New research suggests personality traits strongly influence real estate choices.
For example, if you are conscientious person, a fixed-rate mortgage would fit the bill. If you consider yourself neurotic, then home ownership is a better match than renting.
These suggestions stem from a new study published in the Journal of Behavioral and Experimental Economics.
Dr. Danny Ben-Shahar of Tel Aviv University’s Faculty of Management and doctoral candidate Roni Golan of the Technion Institute of Technology, discovered a correlation between personality and individual real estate choices.
And, in a follow-up study the researchers confirmed an identical link between local personality types in America and statewide real estate trends.

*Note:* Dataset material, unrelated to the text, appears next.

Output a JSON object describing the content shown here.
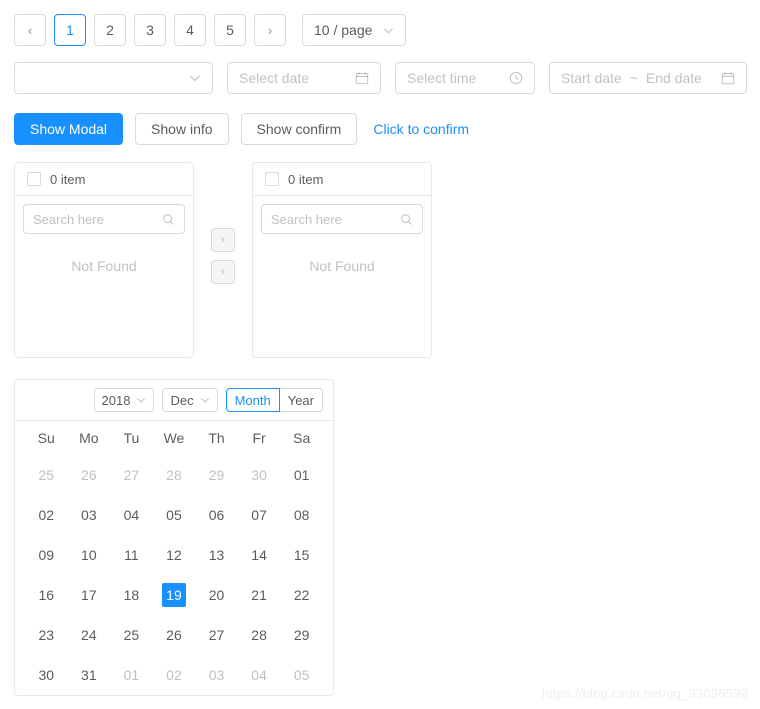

“This research falls within the scope of a much larger discussion in the social sciences in general, and in economics in particular, about what constitutes decision-making: the rational view versus that affected by emotional and cognitive biases,” said Dr. Ben-Shahar.
“My work shows that people in the real estate framework act ‘irrationally,’ as economists say, and not according to traditional economic assumptions.”
In their first study, the researchers administered a widely-used personality assessment test called the “Big Five” to a diverse sample of 1,138 respondents.
The test asks takers to rate themselves on a scale from one to five on questions that measure standard personality traits: Openness (artistic, curious, imaginative), Conscientiousness (efficient, organized), Extroversion (sociable, outgoing, energetic), Agreeableness, (forgiving, undemanding), and Neuroticism (tense, discontented).
Once the researchers established the personality types of the respondents, they asked five questions about their real estate preferences.
Questions included individual preference on the type and duration of a mortgage, whether to rent or buy, and whether to invest in real estate or stocks. The findings were then controlled for a series of variables including, among others, level of education, homeownership, age, gender, and income.
The results showed a clear link between personality and real estate decisions. Neurotic people, for example, prefer homeownership over renting. When they do buy, they opt for a mortgage with a lower “loan-to-value” (LTV) ratio, which means the loan amount is low compared to the price of the home.
“It turns out, not surprisingly to psychologists and behavioral economists perhaps, that there are very significant correlations between personality traits and preferences in real estate,” said Dr. Ben-Shahar.
In the follow-up study, Dr. Ben-Shahar examined the results of the Big Five personality test with respect to a much larger sample of 1.6 million Americans.
By matching predominant “personality types” of U.S. states with housing data from the U.S. Census and the Federal Reserve Bank of New York, the team found that here, too, personality was associated with real estate choices.
The so-called “personality” of a state was defined by previous studies in which researchers averaged the responses of individuals on the Big Five test for each state.
The neurotic state of New York, for example, tended to choose lower loan-to-value ratios on mortgages, whereas states with relatively high marks for openness, like South Carolina, leaned toward a relatively greater share of fixed-rate mortgages.
Vermont, on the other hand, scored relatively highly on openness and tended to choose lower LTVs.
“While not every state’s real estate profile lined up exactly with its predominant personality, we saw the macro level reflect trends detected at the micro level,” Dr. Ben-Shahar said.